On October 25, 2013, Brad Katsuyama and several others launched the Investors Exchange (IEX). The purpose of this exchange was to eliminate predatory trading practices by HFT firms. The market was setup with 13 different public exchanges and over 40 dark pools owned by various banks. This allowed HFT firms to intercept trades and turn small profits at the expense of the investor. The system became too large for any one person to understand the market. One IEX employee said, “’All of a sudden the market is all about algos and routers. It’s hard to figure this stuff out. There’s no book you can read. It’s just calling up people talking to them’” (Lewis, 2014, p. 209). The market became too confusing for brokers and investors and those who understood the mechanics of the market were able to profit greatly, such as HFT firms who had faster data and were able to process orders faster than larger banks.

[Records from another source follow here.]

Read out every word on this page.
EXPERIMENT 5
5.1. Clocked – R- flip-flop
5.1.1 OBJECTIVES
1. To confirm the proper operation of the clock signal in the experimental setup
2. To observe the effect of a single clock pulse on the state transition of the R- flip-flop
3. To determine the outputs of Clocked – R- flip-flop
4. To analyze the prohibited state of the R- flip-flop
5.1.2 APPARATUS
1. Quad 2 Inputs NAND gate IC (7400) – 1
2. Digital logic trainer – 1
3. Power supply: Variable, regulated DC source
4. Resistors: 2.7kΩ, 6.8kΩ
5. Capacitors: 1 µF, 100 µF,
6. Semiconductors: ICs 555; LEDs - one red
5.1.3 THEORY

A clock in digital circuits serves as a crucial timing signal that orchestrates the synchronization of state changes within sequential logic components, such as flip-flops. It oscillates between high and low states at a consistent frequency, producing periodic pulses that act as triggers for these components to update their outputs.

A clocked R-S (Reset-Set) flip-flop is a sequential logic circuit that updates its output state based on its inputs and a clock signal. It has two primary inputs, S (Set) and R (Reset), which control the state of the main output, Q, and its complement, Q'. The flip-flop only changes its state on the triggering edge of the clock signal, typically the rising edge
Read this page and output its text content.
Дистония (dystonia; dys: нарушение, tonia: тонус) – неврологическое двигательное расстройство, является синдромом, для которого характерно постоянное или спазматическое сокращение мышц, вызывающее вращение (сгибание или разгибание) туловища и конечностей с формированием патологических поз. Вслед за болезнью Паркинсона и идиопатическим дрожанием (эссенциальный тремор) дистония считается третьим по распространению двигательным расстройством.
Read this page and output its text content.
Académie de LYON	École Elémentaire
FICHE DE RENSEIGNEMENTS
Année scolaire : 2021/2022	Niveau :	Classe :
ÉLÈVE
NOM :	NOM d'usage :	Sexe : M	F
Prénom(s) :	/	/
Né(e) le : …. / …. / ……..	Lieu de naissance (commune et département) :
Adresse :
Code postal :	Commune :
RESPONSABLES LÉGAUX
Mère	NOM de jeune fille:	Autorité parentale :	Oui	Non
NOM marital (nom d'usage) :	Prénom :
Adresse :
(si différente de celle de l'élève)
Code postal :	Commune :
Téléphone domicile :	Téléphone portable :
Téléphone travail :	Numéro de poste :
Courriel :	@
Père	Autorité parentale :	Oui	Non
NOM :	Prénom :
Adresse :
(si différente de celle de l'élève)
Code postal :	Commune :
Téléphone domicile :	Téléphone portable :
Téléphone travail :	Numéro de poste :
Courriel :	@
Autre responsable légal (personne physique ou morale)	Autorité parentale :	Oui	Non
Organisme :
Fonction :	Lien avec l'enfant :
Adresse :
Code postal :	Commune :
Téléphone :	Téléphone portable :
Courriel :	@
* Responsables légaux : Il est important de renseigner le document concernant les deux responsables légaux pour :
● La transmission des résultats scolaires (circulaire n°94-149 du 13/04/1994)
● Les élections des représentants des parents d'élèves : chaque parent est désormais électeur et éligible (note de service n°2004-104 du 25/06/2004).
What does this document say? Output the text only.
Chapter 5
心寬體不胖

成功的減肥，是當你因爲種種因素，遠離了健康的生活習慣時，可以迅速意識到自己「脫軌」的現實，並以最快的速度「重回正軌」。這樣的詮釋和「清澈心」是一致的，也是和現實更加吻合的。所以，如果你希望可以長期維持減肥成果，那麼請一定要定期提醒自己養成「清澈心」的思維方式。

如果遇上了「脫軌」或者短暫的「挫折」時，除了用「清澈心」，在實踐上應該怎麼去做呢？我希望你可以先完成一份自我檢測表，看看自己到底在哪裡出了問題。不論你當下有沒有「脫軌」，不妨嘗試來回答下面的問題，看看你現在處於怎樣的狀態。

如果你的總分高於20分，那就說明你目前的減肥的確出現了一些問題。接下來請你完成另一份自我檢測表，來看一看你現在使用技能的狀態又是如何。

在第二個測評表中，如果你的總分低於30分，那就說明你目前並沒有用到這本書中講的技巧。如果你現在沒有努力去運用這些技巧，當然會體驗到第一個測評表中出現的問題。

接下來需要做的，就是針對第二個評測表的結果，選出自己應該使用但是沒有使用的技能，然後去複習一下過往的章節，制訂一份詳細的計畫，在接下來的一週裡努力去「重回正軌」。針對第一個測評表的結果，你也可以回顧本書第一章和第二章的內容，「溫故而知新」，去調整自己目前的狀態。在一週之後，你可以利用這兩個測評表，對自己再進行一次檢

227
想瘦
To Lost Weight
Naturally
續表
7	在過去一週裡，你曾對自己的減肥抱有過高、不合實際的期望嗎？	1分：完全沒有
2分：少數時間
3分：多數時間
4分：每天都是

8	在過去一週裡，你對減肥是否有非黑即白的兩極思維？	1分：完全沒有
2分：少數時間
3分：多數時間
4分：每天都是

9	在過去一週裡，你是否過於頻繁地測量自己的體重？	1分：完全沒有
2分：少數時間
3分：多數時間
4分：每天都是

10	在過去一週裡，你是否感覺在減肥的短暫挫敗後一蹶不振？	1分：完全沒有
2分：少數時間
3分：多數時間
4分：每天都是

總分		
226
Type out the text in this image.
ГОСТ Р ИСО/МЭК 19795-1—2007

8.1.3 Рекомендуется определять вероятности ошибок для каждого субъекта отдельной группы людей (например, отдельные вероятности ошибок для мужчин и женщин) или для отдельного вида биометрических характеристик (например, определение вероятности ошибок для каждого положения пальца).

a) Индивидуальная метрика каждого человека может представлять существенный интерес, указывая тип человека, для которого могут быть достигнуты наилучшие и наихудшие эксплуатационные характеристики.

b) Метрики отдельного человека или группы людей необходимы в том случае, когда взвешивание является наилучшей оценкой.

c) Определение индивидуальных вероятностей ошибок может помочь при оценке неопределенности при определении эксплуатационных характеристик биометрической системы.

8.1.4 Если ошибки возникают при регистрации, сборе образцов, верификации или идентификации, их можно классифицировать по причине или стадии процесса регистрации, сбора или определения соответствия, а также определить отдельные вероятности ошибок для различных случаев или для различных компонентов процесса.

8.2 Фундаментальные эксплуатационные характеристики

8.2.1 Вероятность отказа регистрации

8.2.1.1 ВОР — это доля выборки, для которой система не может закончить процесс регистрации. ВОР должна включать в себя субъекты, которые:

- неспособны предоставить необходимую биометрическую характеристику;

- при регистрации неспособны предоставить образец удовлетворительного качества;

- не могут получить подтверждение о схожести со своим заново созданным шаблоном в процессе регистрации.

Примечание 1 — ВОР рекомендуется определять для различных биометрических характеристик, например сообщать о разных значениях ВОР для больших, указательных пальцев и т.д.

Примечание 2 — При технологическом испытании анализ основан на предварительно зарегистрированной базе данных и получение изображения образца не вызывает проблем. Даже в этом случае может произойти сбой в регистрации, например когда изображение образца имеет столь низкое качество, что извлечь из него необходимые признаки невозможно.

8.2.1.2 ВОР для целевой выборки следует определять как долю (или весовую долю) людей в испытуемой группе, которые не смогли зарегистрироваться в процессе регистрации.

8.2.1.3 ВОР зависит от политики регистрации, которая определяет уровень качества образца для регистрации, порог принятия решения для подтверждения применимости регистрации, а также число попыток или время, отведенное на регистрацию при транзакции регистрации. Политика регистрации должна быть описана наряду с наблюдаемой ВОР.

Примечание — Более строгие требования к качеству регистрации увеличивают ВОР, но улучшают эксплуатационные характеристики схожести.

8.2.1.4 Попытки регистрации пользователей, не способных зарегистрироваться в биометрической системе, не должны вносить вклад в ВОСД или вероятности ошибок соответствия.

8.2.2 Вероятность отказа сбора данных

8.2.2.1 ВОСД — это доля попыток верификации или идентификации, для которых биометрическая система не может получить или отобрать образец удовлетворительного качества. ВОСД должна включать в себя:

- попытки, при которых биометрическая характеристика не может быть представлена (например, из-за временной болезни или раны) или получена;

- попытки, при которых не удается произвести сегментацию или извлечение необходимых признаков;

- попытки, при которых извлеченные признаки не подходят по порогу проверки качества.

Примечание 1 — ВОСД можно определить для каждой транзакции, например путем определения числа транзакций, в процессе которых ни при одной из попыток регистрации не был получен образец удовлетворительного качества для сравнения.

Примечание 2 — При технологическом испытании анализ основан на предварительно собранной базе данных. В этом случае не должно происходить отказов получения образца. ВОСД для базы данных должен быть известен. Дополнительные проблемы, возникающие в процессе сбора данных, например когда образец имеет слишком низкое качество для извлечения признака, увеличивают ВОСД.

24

These small HFT firms had the advantage of seeing transactions and price changes before larger banks and they were able to profit because of this advantage. Beniger (1986) states that one component of integration is the “capacity to communicate and process information” (p. 57). The goal of IEX is to integrate the markets into one place and simplify it for investors and brokers. This allows investors to see the information they need and make trades at the prices they see. It also built in a delay for the exchange that eliminates the advantages of HFT firms. Katsuyama saw that the demand for speed was a competition and the fastest firms “caught the prey.” IEX simplifies the market by collecting prices from all 13 public exchanges and having that information disseminated to all firms at the same exact speed. Instead of making competition on Wall Street dictated by speed, it has based competition on investor savvy and trading guile.